Reviews on Listing

  • This is the first plant medicine retreat I’ve been to.
    This is a really long review.
    In short: I needed the community and leaders to expose myself through the medicine.
    I think the medicine was actually strong enough but I reacted to it differently than I ever have to any psychedelics in the past because I felt safe, loved, accepted.
    I got the reparenting that I needed and the feeling of acceptance from the community.
    My intention was to quit substances but underlying that was to actually to feel safe and connected around people.
    That’s exactly what I got.
    I couldn’t be more grateful.
    ….

    I was referred to Ayahuasca by my cousin and talk therapist because I felt my problem was with substances.
    But the source of that problem was feeling unsafe with people.
    My cousin said it was from all the past trauma in my dad’s side of the family. He had CPTSD and Ayahuasca saved his life.
    He said he saw all of his childhood and the abuse he went through.
    I saw the change in him. He grew to love himself and started sharing that compassion with me.

    My substance use wasn’t the core of the problem.
    It was masking my fear of being accepted, doing things “right”, feeling cared for, learning to ask for what I need. Feeling like an outsider, alone, trying to save the world from because of the sadness I felt in my own broken heart.

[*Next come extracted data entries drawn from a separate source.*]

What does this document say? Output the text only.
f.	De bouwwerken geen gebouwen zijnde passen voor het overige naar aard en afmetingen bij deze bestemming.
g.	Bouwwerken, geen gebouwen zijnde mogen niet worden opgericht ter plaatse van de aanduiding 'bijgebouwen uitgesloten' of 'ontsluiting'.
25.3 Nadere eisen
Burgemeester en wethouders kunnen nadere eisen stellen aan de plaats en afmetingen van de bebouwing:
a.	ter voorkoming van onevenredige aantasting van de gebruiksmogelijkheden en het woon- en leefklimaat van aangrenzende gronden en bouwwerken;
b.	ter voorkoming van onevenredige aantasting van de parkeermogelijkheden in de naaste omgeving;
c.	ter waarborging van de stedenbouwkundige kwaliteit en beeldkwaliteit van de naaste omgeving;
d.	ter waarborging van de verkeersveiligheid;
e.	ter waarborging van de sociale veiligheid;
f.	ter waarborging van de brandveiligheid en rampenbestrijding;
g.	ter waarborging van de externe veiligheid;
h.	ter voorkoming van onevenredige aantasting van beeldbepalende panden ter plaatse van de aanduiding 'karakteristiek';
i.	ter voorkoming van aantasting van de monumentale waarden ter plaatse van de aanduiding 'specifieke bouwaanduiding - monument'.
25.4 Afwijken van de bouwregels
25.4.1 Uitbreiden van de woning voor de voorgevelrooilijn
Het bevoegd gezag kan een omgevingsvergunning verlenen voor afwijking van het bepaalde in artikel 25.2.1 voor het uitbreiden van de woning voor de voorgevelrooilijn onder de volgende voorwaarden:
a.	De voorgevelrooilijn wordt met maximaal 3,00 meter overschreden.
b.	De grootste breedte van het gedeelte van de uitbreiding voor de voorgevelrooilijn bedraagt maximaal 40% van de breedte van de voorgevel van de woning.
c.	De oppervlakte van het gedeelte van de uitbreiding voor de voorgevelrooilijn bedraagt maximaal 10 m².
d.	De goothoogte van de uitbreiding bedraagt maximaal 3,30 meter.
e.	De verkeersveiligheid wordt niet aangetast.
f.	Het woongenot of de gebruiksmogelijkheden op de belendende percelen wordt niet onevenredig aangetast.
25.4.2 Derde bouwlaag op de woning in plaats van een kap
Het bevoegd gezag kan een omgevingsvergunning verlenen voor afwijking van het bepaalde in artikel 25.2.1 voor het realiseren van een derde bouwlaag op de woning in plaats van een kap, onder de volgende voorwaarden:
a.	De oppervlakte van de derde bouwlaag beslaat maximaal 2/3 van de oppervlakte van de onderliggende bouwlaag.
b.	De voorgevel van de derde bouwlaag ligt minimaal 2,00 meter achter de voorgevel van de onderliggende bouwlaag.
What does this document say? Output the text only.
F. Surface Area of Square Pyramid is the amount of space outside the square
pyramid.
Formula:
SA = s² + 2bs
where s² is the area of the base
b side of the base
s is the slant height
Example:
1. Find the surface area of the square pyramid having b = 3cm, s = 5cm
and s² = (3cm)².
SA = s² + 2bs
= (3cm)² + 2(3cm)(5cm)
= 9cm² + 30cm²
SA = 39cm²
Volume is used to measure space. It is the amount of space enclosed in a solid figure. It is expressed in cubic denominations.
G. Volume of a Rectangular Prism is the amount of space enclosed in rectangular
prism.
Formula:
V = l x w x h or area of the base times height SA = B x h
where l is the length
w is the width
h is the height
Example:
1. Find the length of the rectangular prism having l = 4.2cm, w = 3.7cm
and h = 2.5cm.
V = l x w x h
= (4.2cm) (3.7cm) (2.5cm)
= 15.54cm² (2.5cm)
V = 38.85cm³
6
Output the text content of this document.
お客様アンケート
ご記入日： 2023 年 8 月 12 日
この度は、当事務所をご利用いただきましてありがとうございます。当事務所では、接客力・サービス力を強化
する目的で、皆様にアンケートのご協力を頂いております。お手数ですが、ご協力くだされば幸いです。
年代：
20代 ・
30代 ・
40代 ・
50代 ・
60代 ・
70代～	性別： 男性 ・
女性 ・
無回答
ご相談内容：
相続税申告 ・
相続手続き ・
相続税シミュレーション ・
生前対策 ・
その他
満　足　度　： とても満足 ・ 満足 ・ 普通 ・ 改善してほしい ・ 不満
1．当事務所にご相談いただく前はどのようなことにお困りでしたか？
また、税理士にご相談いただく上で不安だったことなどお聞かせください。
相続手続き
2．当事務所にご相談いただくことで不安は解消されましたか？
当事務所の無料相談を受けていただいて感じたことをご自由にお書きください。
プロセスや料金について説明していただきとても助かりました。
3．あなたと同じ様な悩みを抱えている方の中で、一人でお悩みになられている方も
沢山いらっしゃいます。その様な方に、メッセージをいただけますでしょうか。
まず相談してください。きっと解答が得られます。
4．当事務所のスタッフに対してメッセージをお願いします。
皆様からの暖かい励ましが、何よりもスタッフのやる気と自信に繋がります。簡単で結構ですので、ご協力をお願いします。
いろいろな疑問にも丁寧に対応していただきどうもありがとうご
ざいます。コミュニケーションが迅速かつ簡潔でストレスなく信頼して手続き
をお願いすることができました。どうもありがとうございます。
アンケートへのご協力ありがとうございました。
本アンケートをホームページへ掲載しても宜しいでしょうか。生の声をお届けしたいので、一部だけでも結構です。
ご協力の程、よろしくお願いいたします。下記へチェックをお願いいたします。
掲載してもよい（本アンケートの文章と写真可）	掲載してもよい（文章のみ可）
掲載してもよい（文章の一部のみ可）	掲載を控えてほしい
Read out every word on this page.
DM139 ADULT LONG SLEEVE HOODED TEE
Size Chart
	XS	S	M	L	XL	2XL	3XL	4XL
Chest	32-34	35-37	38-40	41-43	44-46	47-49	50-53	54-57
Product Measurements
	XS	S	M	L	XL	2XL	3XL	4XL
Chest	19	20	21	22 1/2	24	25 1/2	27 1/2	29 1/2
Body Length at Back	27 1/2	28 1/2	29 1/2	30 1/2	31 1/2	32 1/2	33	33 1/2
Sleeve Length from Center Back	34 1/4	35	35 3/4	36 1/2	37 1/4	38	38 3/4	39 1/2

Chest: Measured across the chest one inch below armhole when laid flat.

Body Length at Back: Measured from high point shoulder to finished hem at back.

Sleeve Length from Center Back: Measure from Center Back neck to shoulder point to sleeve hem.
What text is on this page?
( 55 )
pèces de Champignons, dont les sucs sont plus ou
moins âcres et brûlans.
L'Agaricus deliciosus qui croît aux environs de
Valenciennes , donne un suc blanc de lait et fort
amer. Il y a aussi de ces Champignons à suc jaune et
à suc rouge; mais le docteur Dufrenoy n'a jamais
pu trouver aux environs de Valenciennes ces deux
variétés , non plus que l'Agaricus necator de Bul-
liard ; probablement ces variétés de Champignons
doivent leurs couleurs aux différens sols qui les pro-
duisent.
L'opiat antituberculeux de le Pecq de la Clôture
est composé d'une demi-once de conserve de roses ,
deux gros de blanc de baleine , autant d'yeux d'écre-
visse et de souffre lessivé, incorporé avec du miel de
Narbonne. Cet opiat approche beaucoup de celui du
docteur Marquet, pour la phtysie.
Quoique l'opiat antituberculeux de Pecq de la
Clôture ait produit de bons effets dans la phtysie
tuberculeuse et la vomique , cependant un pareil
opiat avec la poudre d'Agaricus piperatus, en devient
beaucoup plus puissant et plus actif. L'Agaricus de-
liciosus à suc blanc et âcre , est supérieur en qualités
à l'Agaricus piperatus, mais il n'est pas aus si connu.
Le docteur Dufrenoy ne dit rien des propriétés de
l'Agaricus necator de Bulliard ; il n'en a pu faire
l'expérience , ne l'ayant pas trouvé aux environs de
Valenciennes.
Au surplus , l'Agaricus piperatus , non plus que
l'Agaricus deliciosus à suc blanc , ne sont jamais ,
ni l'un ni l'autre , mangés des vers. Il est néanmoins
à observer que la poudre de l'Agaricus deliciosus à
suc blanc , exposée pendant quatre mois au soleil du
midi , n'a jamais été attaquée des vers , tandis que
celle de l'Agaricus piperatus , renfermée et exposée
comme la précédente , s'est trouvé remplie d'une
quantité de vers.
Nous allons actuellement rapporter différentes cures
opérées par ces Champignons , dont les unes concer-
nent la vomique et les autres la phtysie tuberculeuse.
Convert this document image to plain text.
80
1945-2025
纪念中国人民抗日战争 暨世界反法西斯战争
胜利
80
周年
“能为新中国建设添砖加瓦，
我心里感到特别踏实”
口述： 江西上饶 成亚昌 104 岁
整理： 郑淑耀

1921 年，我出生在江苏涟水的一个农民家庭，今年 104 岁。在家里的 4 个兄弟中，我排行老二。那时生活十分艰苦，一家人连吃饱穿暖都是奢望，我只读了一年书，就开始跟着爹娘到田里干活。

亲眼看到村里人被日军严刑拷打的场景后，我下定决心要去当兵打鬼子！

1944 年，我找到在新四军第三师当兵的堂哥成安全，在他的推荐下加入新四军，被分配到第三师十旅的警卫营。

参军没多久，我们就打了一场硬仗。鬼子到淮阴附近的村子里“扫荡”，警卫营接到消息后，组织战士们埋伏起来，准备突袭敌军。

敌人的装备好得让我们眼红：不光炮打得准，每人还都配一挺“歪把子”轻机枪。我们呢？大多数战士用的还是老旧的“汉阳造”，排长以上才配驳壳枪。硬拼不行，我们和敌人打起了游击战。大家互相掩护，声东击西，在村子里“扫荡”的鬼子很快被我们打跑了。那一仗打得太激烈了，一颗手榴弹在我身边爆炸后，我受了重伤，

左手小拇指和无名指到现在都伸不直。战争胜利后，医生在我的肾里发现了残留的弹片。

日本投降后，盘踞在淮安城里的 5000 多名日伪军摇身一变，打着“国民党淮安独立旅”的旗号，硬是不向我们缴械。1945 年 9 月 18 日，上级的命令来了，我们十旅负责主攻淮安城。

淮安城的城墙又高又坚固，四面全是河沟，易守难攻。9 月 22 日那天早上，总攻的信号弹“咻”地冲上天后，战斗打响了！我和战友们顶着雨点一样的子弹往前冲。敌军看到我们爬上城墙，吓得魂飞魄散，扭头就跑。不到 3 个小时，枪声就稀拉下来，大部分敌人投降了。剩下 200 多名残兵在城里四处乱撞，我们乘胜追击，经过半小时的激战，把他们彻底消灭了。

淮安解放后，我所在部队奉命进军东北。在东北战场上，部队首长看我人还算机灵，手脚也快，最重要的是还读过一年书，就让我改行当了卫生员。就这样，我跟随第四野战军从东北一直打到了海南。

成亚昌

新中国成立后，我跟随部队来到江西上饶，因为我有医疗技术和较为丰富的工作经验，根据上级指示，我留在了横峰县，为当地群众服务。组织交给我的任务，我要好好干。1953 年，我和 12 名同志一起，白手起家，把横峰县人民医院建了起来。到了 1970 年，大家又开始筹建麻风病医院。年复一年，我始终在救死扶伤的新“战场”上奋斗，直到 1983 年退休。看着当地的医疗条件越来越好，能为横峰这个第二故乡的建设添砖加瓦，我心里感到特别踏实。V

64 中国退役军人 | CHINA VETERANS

    My intention was actually to feel safe and accepted, included, and heard. Especially with all the fears, emotions and pain that I have been hiding for so long.

    I needed and will always need community. I have never felt so loved and free to release what’s inside me.
    I needed the space of safety and love that Sonia And Emeline created for us.
    What they created was an energy that we all shared as a group.
    At first I was going to ask for a private session with Emeline since she is so qualified and kind.
    I ended up getting so much more because my specific need was to feel SAFE with people.
    To put myself in the circle instead of the outsider looking in.
    Emeline and Sonia helped me identify and heal the underlying need.
    And the community of people that they selected was so energetically accepting it multiplied the healing.
    I was scared to be around people as my natural self before.
    We’ve always had our mission at my yoga studio:
    “To create a community of self-love and well-being”…
    I have and even stronger desire to create an accepting, loving, authentic community.

    It was reparenting. Even while I’m helping my birth parents and putting myself in this challenging place, I feel strong enough and cared for enough to defend myself without externals.